Gli 1,9 miliardi stanziati dal governo sotto forma di sgravi alle assunzioni permetteranno di creare fino a un milione di nuovi posti di lavoro. Questo l’annuncio del ministro del Lavoro Giuliano Poletti, che segue numerose altre affermazioni di tono ottimistico espresse dal governo nei confronti del Jobs Act, soprattutto dopo il dato sul “boom” (+38%) di contratti a tempo indeterminato nel primo bimestre dell’anno. Tuttavia i dati dello stesso ministero relative alle comunicazioni obbligatorie mostrano che, al netto delle cessazioni, nei primi due mesi del 2015 ci sono stati 45mila contratti stabili in più. E l’Istat ha da poco evidenziato che a febbraio l’occupazione è scesa rispetto al mese precedente. Ne abbiamo parlato con Giorgio Benvenuto, ex segretario generale Uil ed ex senatore dell’Ulivo.
Davvero gli sgravi alle imprese creeranno un milione di posti di lavoro come annunciato dal ministro Poletti?
Sono sconcertato. L’impegno di tutti è perché il problema della disoccupazione si ridimensioni come è avvenuto in altri Paesi. Non condivido però i termini enfatici utilizzati dal ministro del Lavoro e dal presidente del Consiglio. Le statistiche vanno costruite su parametri più ampi, non si possono fare paragoni sulla base soltanto di due mesi.
Serve maggiore realismo?
Sì, bisogna fare i conti con la realtà, altrimenti si finisce per atteggiarsi a Mago Merlino della statistica e a dare per scontato un futuro che non ha nessuna base concreta. Quella di Poletti assomiglia di più a una promessa elettorale piuttosto che a una verifica dei risultati di un’azione di governo. Se ci fosse un rapporto costruttivo con il sindacato e gli imprenditori, sarebbe possibile monitorare e verificare meglio i dati, fornendo all’opinione pubblica dei punti di riferimento più certi.
È pensabile rilanciare l’occupazione finché la domanda interna ristagna?
Se non c’è domanda, non si possono assumere le persone per farle rimanere con le mani in mano. È necessaria una politica economica audace anche nei fatti che permetta di puntare su un aumento della domanda interna. Ciò non sta avvenendo perché i rinnovi dei contratti di lavoro sono bloccati, le pensioni pure, le aziende si trovano in difficoltà. La stessa dichiarazione del ministro Poletti è controproducente, perché sembra quasi che una volta approvata la legge si creeranno automaticamente posti di lavoro.
Di quanti mesi c’è bisogno per capire se il Jobs Act funziona davvero?
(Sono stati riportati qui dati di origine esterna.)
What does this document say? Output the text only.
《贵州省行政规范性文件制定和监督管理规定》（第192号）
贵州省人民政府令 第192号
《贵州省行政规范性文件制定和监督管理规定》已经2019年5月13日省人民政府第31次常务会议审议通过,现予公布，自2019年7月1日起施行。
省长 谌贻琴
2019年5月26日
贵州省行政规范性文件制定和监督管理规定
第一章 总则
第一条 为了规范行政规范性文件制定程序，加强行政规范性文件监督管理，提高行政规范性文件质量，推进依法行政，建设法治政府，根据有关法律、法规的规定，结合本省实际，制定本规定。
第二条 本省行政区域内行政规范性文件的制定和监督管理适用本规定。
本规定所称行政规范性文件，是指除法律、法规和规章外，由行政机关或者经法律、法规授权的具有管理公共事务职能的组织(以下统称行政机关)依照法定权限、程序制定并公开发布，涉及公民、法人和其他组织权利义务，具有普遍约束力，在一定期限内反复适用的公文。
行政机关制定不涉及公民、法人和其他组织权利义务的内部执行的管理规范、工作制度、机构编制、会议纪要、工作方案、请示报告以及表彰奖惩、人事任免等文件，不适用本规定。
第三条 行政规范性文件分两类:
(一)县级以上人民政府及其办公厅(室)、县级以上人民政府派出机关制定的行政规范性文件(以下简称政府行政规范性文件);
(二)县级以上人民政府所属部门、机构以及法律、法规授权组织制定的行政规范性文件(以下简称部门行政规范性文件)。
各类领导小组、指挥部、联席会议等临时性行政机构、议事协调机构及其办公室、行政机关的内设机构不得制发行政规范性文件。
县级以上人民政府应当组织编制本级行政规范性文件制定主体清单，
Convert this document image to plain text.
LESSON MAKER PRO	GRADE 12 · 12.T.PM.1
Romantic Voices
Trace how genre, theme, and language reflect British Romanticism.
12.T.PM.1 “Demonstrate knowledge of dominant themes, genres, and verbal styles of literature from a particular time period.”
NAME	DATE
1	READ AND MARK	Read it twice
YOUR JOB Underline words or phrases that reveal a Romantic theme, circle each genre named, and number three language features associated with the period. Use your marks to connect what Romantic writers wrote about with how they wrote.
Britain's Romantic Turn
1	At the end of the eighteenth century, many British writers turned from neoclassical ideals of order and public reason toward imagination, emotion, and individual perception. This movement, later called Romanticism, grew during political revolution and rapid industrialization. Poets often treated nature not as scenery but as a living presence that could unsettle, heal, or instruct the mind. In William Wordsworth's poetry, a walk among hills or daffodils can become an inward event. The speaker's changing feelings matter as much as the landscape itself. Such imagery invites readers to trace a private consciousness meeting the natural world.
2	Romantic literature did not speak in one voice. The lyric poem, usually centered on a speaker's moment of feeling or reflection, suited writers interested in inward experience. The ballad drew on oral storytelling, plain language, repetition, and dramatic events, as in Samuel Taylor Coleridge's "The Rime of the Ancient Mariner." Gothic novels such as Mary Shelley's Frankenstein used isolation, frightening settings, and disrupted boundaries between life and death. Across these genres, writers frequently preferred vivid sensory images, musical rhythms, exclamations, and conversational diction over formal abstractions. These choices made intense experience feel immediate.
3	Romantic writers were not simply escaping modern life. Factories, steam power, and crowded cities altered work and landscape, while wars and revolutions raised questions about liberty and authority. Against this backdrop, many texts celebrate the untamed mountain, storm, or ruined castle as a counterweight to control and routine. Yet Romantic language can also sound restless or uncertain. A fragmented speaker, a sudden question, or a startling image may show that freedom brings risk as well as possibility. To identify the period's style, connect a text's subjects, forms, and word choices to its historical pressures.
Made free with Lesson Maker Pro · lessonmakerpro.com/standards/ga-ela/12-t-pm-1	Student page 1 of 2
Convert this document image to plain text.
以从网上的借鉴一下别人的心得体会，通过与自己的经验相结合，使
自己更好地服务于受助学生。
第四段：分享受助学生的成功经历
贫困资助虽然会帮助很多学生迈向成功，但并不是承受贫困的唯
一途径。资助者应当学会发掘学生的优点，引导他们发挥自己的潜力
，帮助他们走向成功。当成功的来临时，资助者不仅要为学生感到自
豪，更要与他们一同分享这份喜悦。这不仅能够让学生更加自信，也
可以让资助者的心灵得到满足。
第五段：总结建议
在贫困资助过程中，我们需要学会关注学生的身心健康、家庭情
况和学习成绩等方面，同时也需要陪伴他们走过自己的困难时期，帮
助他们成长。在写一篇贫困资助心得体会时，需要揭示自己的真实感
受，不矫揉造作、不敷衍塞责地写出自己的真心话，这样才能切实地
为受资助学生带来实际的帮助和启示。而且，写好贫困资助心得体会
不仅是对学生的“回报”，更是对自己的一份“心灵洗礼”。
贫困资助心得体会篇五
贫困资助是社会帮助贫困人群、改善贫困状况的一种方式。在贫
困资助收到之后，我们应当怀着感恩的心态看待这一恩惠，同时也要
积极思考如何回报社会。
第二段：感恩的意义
Difficile fare previsioni, ma se vogliamo ottenere dei risultati, occorre ridurre immediatamente il peso fiscale per riattivare la domanda. Solo a questa condizione anche il Jobs Act avrà un senso.
Il Jobs Act risponde al problema della disoccupazione giovanile?
Esiste effettivamente un fattore di cambio di tendenza per un’attenzione a ridurre il precariato come forma normale di occupazione. Ma a parte ciò non vedo effettive risposte nei confronti del problema dell’occupazione giovanile. L’atteggiamento di autosufficienza tenuto dal governo nei confronti delle parti sociali del resto non gioca positivamente.
Insomma, la riforma del lavoro non basta?
È fondamentale che si riattivi un meccanismo. Così com’è il Jobs Act si rivela un espediente propagandistico, viziato per di più da tutti questi termini inglesi che assomigliano al Latinorum con cui don Abbondio nei Promessi Sposi voleva abbindolare Renzo.
Il contratto a tutele crescenti potrà essere utilizzato per fare il mutuo in banca?
Oggi come oggi le banche non accendono il mutuo nemmeno a chi ha il contratto a tempo indeterminato classico. Molte delle nostre banche preferiscono compiere delle grandi operazioni finanziarie. Mentre bisogna creare le condizioni, come è avvenuto in altri Paesi, per creare la flexicurity, e non come da noi la flexy-insecurity. Come una banca non dava un prestito a un apprendista, allo stesso modo è prevedibile che non lo dia a un lavoratore con contratto a tutele crescenti. Se si vuole attuare una politica graduale e ragionevole, tutti questi compartimenti stagni devono essere messi in comunicazione.